Chapter 12 - Polygons into Circles

Having studied polygons, we now turned our attention to a new (but related) topic. The main idea was to discover which polygons will "fit into" circles. By "fit" we mean, inscribed in the circle, with all vertices of the polygon touching the circle, as shown below. The rules were "draw or construct the polygon, then see of you can draw or construct a circle around it, with all vertices of the polygon on the circle, as in the figure below":

I asked the students if it would make any difference if it were not equilateral. They said no it wouldn't matter and showed me a scalene triangle inscribed in a circle:

Clearly, a square can be inscribed in a circle:

Having seen the square example, at first the students thought the polygon had to be a regular polygon (all sides and angles congruent.) But in their experiments they discovered that this was not the case. As you can see below, a rectangle does fit nicely in a circle, and it is not a "regular" polygon:

And, as a matter of fact, the quadrilateral does not have to be a rectangle, either: the quadrilateral on the left is inscribed in the circle but the one on the right does not "fit" since all four vertices do not lie on the perimeter of the circle. So the next question is "What property, then, is it that makes the one on the left work while the one on the right does not?

The students explored this idea and came to the conclusion that although any rectangle can be arranged so that it can be inscribed in a circle, not all quadrilaterals can be. The next question, of course, was "What property is it that makes this happen?"

After much experimentation in their groups, after much discussion, the students realized that in order for a quadrilateral to fit in a circle like the ones above, the opposite angles must be supplementary! They were very proud of their discovery, particularly because they had figured it out themselves. We could not find this theorem in any textbook, so we they really felt like "real" mathematicians!

In their explanations, written as part of this assignment, the students answered the questions I had posed, with well-written explanations and comments such as the ones that follow:

"When a quadrilateral is forced into a circle, the quad usually gets more specific. By this I mean that the quadrilateral has more properties; for example, a quadrilateral in general has only one property: 4 sides. But when forced to fit inscribed in a circle, the quad gains the property of it's opposite angles being supplementary. That property is not true for all quads." Jeff W.

Jeff went on to say "This relates to the project we did on connecting the midpoints of the quads." (quadsmidpoints.htm) "When the midpoints were connected, each shape made was also more specific than before. By more specific I mean it became a polygon with more properties, like a square has more properties than a rectangle."

Some other questions for the discussion were these: What other polygons can be inscribed in a circle. How about a pentagon? Any pentagon? Can an octagon? What special characteristics would the pentagon or octagon need? I will leave it to the readers to explore this for themselves.

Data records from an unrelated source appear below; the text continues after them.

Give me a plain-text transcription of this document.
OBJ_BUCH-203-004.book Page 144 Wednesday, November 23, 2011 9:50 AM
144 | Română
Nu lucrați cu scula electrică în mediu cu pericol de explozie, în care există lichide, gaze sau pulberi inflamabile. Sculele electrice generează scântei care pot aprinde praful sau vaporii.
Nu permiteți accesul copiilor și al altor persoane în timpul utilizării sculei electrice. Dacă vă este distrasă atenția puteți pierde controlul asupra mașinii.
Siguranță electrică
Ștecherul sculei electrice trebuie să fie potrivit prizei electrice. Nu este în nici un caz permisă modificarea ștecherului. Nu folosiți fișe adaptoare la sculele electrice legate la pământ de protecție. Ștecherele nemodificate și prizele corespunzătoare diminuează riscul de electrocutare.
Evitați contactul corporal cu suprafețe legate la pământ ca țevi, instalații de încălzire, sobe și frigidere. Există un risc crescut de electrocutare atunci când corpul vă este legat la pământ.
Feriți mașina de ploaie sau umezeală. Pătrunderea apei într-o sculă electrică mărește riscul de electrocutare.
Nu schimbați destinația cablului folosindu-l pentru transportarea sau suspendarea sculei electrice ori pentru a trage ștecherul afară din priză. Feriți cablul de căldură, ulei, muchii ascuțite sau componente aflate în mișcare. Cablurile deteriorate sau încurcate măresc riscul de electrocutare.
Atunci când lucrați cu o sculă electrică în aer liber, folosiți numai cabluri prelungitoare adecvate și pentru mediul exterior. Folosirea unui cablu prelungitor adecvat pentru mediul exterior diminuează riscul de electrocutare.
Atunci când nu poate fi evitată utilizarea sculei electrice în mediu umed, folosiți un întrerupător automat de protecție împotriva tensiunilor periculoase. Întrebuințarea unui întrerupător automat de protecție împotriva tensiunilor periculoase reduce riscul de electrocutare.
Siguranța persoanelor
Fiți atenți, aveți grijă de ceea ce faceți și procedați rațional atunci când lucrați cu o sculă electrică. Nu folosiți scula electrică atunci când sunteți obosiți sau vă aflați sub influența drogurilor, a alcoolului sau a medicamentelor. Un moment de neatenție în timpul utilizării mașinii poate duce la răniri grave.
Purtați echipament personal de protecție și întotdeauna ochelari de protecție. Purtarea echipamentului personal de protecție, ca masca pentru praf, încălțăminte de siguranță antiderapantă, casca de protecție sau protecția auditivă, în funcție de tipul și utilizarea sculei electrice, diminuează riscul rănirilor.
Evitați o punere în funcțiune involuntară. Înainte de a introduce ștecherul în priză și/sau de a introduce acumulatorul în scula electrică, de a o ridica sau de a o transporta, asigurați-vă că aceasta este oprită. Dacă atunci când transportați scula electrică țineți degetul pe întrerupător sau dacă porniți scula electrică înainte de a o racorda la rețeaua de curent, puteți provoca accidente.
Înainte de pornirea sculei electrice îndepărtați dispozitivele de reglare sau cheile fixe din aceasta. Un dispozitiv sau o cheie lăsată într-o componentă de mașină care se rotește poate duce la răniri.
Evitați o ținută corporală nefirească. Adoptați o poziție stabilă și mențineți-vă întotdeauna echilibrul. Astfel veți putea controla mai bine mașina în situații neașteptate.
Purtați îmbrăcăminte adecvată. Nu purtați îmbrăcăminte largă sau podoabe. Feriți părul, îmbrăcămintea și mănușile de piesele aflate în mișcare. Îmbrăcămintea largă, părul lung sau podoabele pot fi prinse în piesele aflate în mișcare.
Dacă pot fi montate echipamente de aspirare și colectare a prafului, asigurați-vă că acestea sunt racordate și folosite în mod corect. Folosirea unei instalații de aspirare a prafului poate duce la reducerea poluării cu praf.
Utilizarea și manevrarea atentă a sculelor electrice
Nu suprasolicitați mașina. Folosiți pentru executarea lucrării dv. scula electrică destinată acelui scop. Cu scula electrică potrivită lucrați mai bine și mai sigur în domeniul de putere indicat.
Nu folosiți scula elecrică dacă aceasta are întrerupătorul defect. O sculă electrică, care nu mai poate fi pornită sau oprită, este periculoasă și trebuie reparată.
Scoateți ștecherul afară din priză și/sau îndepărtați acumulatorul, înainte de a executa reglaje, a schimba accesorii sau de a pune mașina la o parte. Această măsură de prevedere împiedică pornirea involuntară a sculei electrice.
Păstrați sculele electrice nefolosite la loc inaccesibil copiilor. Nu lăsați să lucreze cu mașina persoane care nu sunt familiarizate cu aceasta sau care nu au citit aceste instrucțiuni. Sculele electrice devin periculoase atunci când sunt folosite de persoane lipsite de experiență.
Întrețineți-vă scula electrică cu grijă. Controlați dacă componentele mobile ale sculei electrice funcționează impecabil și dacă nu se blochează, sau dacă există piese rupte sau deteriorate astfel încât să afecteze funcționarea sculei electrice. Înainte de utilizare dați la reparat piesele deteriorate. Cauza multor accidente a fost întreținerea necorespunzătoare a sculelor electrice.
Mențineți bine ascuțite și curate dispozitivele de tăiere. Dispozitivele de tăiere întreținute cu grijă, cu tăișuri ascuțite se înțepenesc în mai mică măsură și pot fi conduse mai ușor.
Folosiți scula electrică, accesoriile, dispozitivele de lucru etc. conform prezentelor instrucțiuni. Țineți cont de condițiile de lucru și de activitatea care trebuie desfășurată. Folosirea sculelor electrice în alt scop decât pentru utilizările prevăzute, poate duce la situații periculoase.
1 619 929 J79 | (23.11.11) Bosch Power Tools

In some years the students experimented with The Geometer's Sketchpad, and in other years they worked with straightedge and compass constructions to explore the polygons. Some years we used what we called our "straw polygons" - these were polygons we created using drinking straws and string. You can see examples of these "learning aids" at the following website:

http://mathforum.org/~sanders/creativegeometry/2.4strawpolygons.htm

Jason, in his journal entry reflecting on his experiences with this project, wrote the following comments: "In our project on quadrilaterals that are inscribed in circles, there were two phases. The first phase we worked on our small groups using the Geometer's Sketchpad. We were able to move and change the different quadrilaterals with relative freedom, which helped us see what changes and what remains the same. For example, when you try to make a trapezoid fit in a circle, you will find that the random trapezoid you start with probably won't fit. When you drag it around a bit, you see that you can make it fit in a circle, but only if you make it symmetrical: it has to be an isosceles trapezoid."

In her reflections on this project, Eileen said: "I thought this project was very interesting, and I learned a lot from it. I thought this was a good project because I learned some new theorems which weren't even in the book! I also liked it because I could visually see things and their relationships, and so it was easier to remember the new 'theorem'. This is good because sometimes when I just read things, I don't always remember them. But since I discovered these things myself, they really stick in my head."

If time allowed, we would explore other quadrilaterals also. The students discovered the following: If a rhombus is inscribed in a circle, it would only fit if the angles were right angles, and then it became a square.

A kite will fit in a circle, if you make it the right height and width, but not all kites will fit, as you can see below.

"The search for truth is more precious than its possession."